Microsoft’s Azure cloud computing service experienced slower growth in the latest quarter, raising concerns among investors who were hoping to see greater returns from the company’s substantial investments in artificial intelligence (AI). Azure’s revenue increased by 29% in the fiscal fourth quarter, down from 31% in the previous quarter. Around 8 percentage points of this growth came from AI, up from 7 points the previous quarter.
Doug Clinton, a managing partner at Deepwater Asset Management, commented that the cloud services figure fell short of expectations, despite the growing contribution from AI indicating solid progress in that area. Analyst Raimo Lenschow from Barclays also noted that the AI momentum was a positive sign for the business.
CEO Satya Nadella has been integrating AI technologies, including digital assistants known as Copilots, into Microsoft’s products. These AI tools, powered by OpenAI, can perform tasks like summarizing documents and generating code or emails. Microsoft is also offering Azure cloud subscriptions that include OpenAI products.
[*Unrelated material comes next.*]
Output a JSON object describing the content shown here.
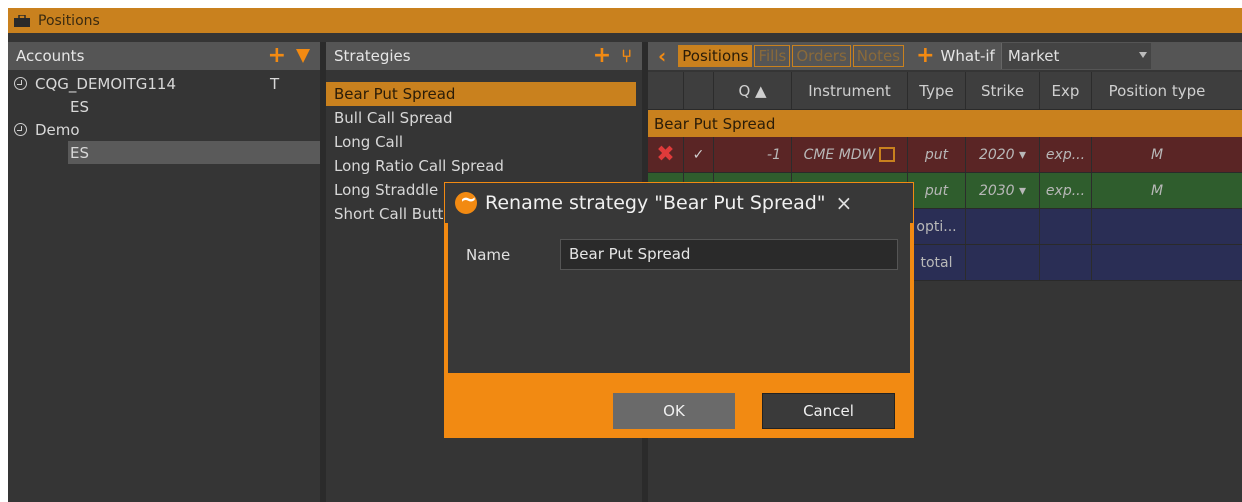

Alongside competitors such as Amazon and Google, Microsoft has been heavily investing in new data centers to meet rising demand for cloud computing and AI services.
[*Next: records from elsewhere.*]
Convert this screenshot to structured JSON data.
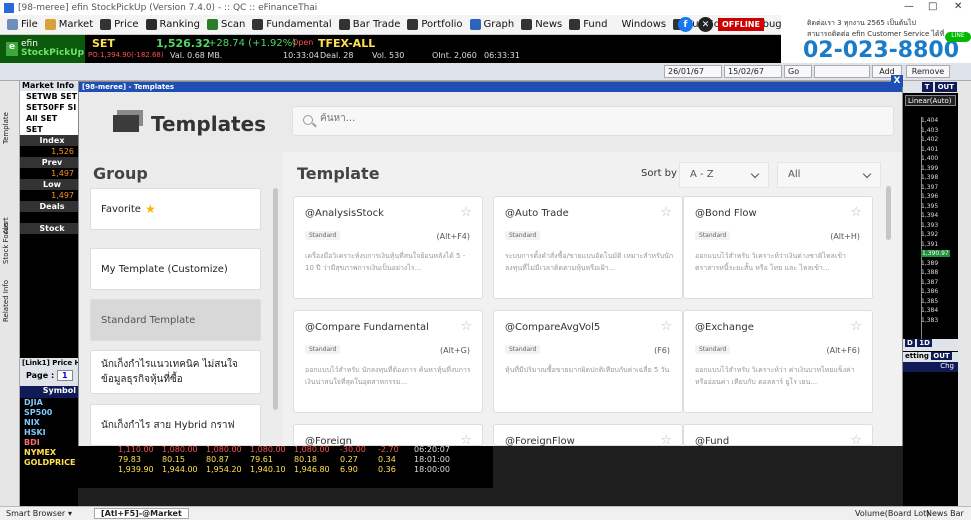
{
  "window": {
    "title": "[98-meree] efin StockPickUp (Version 7.4.0) - :: QC :: eFinanceThai"
  },
  "menu": [
    {
      "label": "File",
      "icon": "file-icon",
      "color": "#6d8fb8"
    },
    {
      "label": "Market",
      "icon": "market-icon",
      "color": "#d8a23a"
    },
    {
      "label": "Price",
      "icon": "price-icon",
      "color": "#333333"
    },
    {
      "label": "Ranking",
      "icon": "ranking-icon",
      "color": "#2c2c2c"
    },
    {
      "label": "Scan",
      "icon": "scan-icon",
      "color": "#2a7d2a"
    },
    {
      "label": "Fundamental",
      "icon": "fundamental-icon",
      "color": "#333333"
    },
    {
      "label": "Bar Trade",
      "icon": "bar-trade-icon",
      "color": "#333333"
    },
    {
      "label": "Portfolio",
      "icon": "portfolio-icon",
      "color": "#333333"
    },
    {
      "label": "Graph",
      "icon": "graph-icon",
      "color": "#2d63b8"
    },
    {
      "label": "News",
      "icon": "news-icon",
      "color": "#333333"
    },
    {
      "label": "Fund",
      "icon": "fund-icon",
      "color": "#333333"
    },
    {
      "label": "Windows",
      "icon": "",
      "color": ""
    },
    {
      "label": "Full Screen",
      "icon": "fullscreen-icon",
      "color": "#333333"
    },
    {
      "label": "Debug",
      "icon": "",
      "color": ""
    }
  ],
  "offline": "OFFLINE",
  "banner": {
    "line1": "ติดต่อเรา 3 ทุกงาน 2565 เป็นต้นไป",
    "line2": "สามารถติดต่อ efin Customer Service ได้ที่",
    "phone": "02-023-8800",
    "badge": "LINE"
  },
  "quote": {
    "logo_top": "efin",
    "logo_bottom": "StockPickUp",
    "symbol": "SET",
    "price": "1,526.32",
    "change": "+28.74 (+1.92%)",
    "sub": "PO:1,394.90(-182.68)",
    "volume_label": "Val. 0.68 MB.",
    "time": "10:33:04",
    "open_label": "Open",
    "tfex": "TFEX-ALL",
    "deal": "Deal. 28",
    "vol": "Vol. 530",
    "oint": "OInt. 2,060",
    "tfex_time": "06:33:31"
  },
  "toolbar": {
    "date1": "26/01/67",
    "date2": "15/02/67",
    "go": "Go",
    "add": "Add",
    "remove": "Remove"
  },
  "left_tabs": [
    "Template",
    "Alert",
    "Stock Focus",
    "Related Info"
  ],
  "market_panel": {
    "title": "Market Info",
    "rows": [
      {
        "text": "SETWB  SET",
        "cls": "lp-white"
      },
      {
        "text": "SET50FF  SI",
        "cls": "lp-white"
      },
      {
        "text": "All   SET",
        "cls": "lp-white"
      },
      {
        "text": "SET",
        "cls": "lp-white"
      },
      {
        "text": "Index",
        "cls": "lp-label"
      },
      {
        "text": "1,526",
        "cls": "lp-orange"
      },
      {
        "text": "Prev",
        "cls": "lp-label"
      },
      {
        "text": "1,497",
        "cls": "lp-orange"
      },
      {
        "text": "Low",
        "cls": "lp-label"
      },
      {
        "text": "1,497",
        "cls": "lp-orange"
      },
      {
        "text": "Deals",
        "cls": "lp-label"
      },
      {
        "text": "",
        "cls": "lp-orange"
      },
      {
        "text": "Stock",
        "cls": "lp-label"
      }
    ]
  },
  "link1": {
    "title": "[Link1] Price H",
    "page_label": "Page :",
    "page_value": "1",
    "symbol_header": "Symbol",
    "symbols": [
      {
        "name": "DJIA",
        "color": "#7ec8ff"
      },
      {
        "name": "SP500",
        "color": "#7ec8ff"
      },
      {
        "name": "NIX",
        "color": "#7ec8ff"
      },
      {
        "name": "HSKI",
        "color": "#7ec8ff"
      },
      {
        "name": "BDI",
        "color": "#ff6a6a"
      },
      {
        "name": "NYMEX",
        "color": "#ffe14d"
      },
      {
        "name": "GOLDPRICE",
        "color": "#ffe14d"
      }
    ]
  },
  "market_rows": [
    {
      "cells": [
        "1,110.00",
        "1,080.00",
        "1,080.00",
        "1,080.00",
        "1,080.00",
        "-30.00",
        "-2.70",
        "06:20:07"
      ],
      "color": "#ff5050"
    },
    {
      "cells": [
        "79.83",
        "80.15",
        "80.87",
        "79.61",
        "80.18",
        "0.27",
        "0.34",
        "18:01:00"
      ],
      "color": "#ffe14d"
    },
    {
      "cells": [
        "1,939.90",
        "1,944.00",
        "1,954.20",
        "1,940.10",
        "1,946.80",
        "6.90",
        "0.36",
        "18:00:00"
      ],
      "color": "#ffe14d"
    }
  ],
  "right_panel": {
    "t_label": "T",
    "out_label": "OUT",
    "mode": "Linear(Auto)",
    "ticks": [
      "1,404",
      "1,403",
      "1,402",
      "1,401",
      "1,400",
      "1,399",
      "1,398",
      "1,397",
      "1,396",
      "1,395",
      "1,394",
      "1,393",
      "1,392",
      "1,391",
      "1,390.97",
      "1,389",
      "1,388",
      "1,387",
      "1,386",
      "1,385",
      "1,384",
      "1,383"
    ],
    "d_label": "D",
    "one_d": "1D",
    "setting": "etting",
    "out2": "OUT",
    "chg": "Chg"
  },
  "status": {
    "smart_browser": "Smart Browser",
    "tab": "[Atl+F5]-@Market",
    "volume": "Volume(Board Lot)",
    "newsbar": "News Bar"
  },
  "modal": {
    "window_title": "[98-meree] - Templates",
    "close": "X",
    "title": "Templates",
    "search_placeholder": "ค้นหา...",
    "group_heading": "Group",
    "groups": [
      {
        "label": "Favorite",
        "star": "★",
        "active": false
      },
      {
        "label": "My Template (Customize)",
        "active": false
      },
      {
        "label": "Standard Template",
        "active": true
      },
      {
        "label": "นักเก็งกำไรแนวเทคนิค ไม่สนใจ ข้อมูลธุรกิจหุ้นที่ซื้อ",
        "active": false
      },
      {
        "label": "นักเก็งกำไร สาย Hybrid กราฟ",
        "active": false
      }
    ],
    "template_heading": "Template",
    "sort_label": "Sort by",
    "sort_value": "A - Z",
    "filter_value": "All",
    "cards": [
      {
        "title": "@AnalysisStock",
        "tag": "Standard",
        "key": "(Alt+F4)",
        "desc": "เครื่องมือวิเคราะห์งบการเงินหุ้นที่สนใจย้อนหลังได้ 5 - 10 ปี ว่ามีสุขภาพการเงินเป็นอย่างไร..."
      },
      {
        "title": "@Auto Trade",
        "tag": "Standard",
        "key": "",
        "desc": "ระบบการตั้งคำสั่งซื้อ/ขายแบบอัตโนมัติ เหมาะสำหรับนักลงทุนที่ไม่มีเวลาติดตามหุ้นหรือเฝ้า..."
      },
      {
        "title": "@Bond Flow",
        "tag": "Standard",
        "key": "(Alt+H)",
        "desc": "ออกแบบไว้สำหรับ วิเคราะห์ว่าเงินต่างชาติไหลเข้า ตราสารหนี้ระยะสั้น หรือ ไทย และ ไหลเข้า..."
      },
      {
        "title": "@Compare Fundamental",
        "tag": "Standard",
        "key": "(Alt+G)",
        "desc": "ออกแบบไว้สำหรับ นักลงทุนที่ต้องการ ค้นหาหุ้นที่งบการเงินน่าสนใจที่สุดในอุตสาหกรรม..."
      },
      {
        "title": "@CompareAvgVol5",
        "tag": "Standard",
        "key": "(F6)",
        "desc": "หุ้นที่มีปริมาณซื้อขายมากผิดปกติเทียบกับค่าเฉลี่ย 5 วัน"
      },
      {
        "title": "@Exchange",
        "tag": "Standard",
        "key": "(Alt+F6)",
        "desc": "ออกแบบไว้สำหรับ วิเคราะห์ว่า ค่าเงินบาทไทยแข็งค่าหรืออ่อนค่า เทียบกับ ดอลลาร์ ยูโร เยน..."
      },
      {
        "title": "@Foreign",
        "tag": "",
        "key": "",
        "desc": ""
      },
      {
        "title": "@ForeignFlow",
        "tag": "",
        "key": "",
        "desc": ""
      },
      {
        "title": "@Fund",
        "tag": "",
        "key": "",
        "desc": ""
      }
    ]
  }
}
During a call with analysts, Chief Financial Officer Amy Hood acknowledged that Azure growth will continue to slow in the current quarter but expects growth to accelerate in the second half of fiscal 2025 due to ongoing investments in data centers and servers.
Following the announcement, Microsoft’s stock dropped about 4% in extended trading, after falling as much as 9.1% earlier in the day. The stock closed at $422.92, reflecting a 12% gain for 2024.
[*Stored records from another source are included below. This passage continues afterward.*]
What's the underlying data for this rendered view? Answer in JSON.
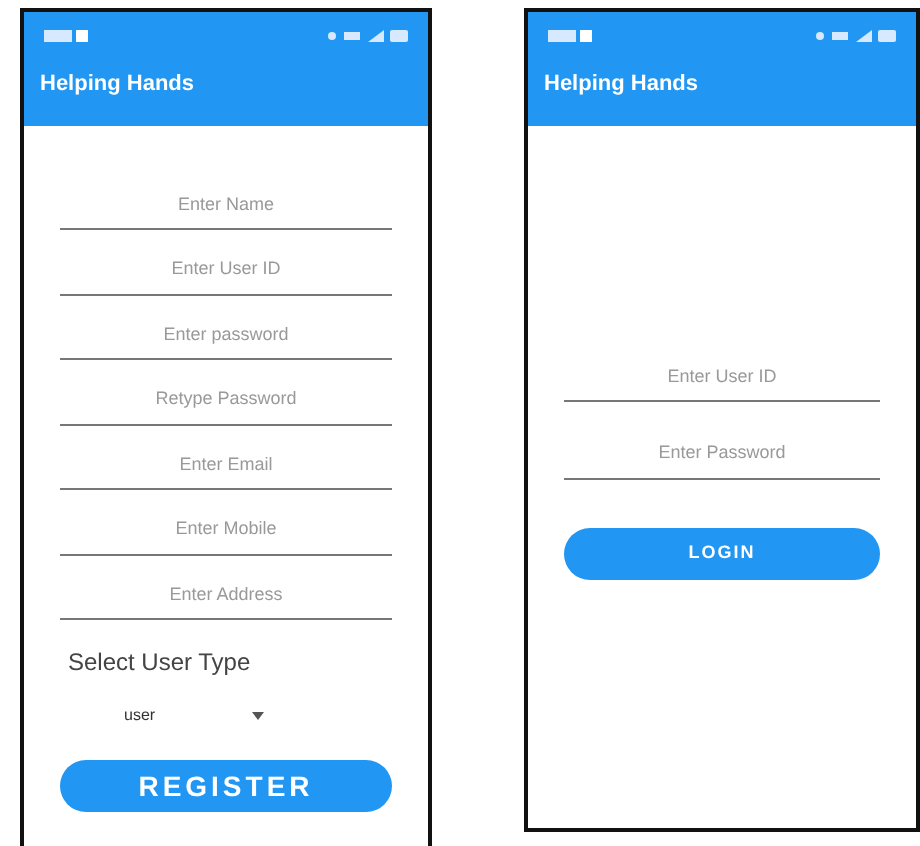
{
  "screens": [
    {
      "kind": "register",
      "app_title": "Helping Hands",
      "fields": [
        {
          "placeholder": "Enter Name"
        },
        {
          "placeholder": "Enter User ID"
        },
        {
          "placeholder": "Enter password"
        },
        {
          "placeholder": "Retype Password"
        },
        {
          "placeholder": "Enter Email"
        },
        {
          "placeholder": "Enter Mobile"
        },
        {
          "placeholder": "Enter Address"
        }
      ],
      "select_label": "Select User Type",
      "select_value": "user",
      "button": "REGISTER"
    },
    {
      "kind": "login",
      "app_title": "Helping Hands",
      "fields": [
        {
          "placeholder": "Enter User ID"
        },
        {
          "placeholder": "Enter Password"
        }
      ],
      "button": "LOGIN"
    }
  ]
}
Capital expenditures for the quarter ending June 30 surged to $19 billion, up from $14 billion the previous quarter, as the company ramped up its AI infrastructure. These expenditures are expected to increase further in the new fiscal year. Brett Iversen, head of investor relations, mentioned that Microsoft currently doesn’t have enough capacity to meet customer demand for cloud and AI services, but the company is working to expand quickly.
Investors have shown some impatience with tech companies’ slow returns from AI investments. For instance, Alphabet’s shares fell last week after higher-than-expected costs overshadowed strong sales.
Microsoft’s new AI features, such as the Copilot service, are still in the early stages, and many corporate customers are just beginning to use them. These services, which double the cost of an Office 365 subscription to about $60 per user per month, are expected to generate significant recurring revenue in the future.
Iversen noted that more customers are opting for the higher-tier Office 365 product, which includes AI capabilities. Sales from commercial cloud products, including Azure and Office applications, rose 21% to $36.8 billion, in line with Wall Street expectations.
Overall, Microsoft reported a 15% increase in total revenue for the fourth quarter, reaching $64.7 billion, with adjusted earnings of $2.95 per share. These figures matched analysts’ predictions of $64.5 billion in revenue and $2.94 per share in earnings.
Nadella highlighted the rapid growth of Copilot usage, which doubled quarter-over-quarter. He also noted that Copilot’s use in GitHub, an AI-driven tool for software development, accounted for 40% of the revenue growth in that segment.
Microsoft’s Xbox division also posted significant gains, with content and services revenue growing by 61%, largely driven by the $69 billion acquisition of Activision Blizzard, which was finalized in October.
Just before releasing its financial results, Microsoft faced partial outages with its Azure and Office 365 services, affecting companies like Starbucks. Additionally, earlier this month, a software update from CrowdStrike led to crashes on around eight million Windows devices, raising concerns about the security of Microsoft’s operating system, although the issue was not directly caused by the company.
Nadella underscored the importance of cybersecurity during the earnings call, pointing out that Microsoft now has over 1.2 million security customers and that its Defender for Cloud security product generated over $1 billion in revenue in the past year. He emphasized that security remains a top priority for the company.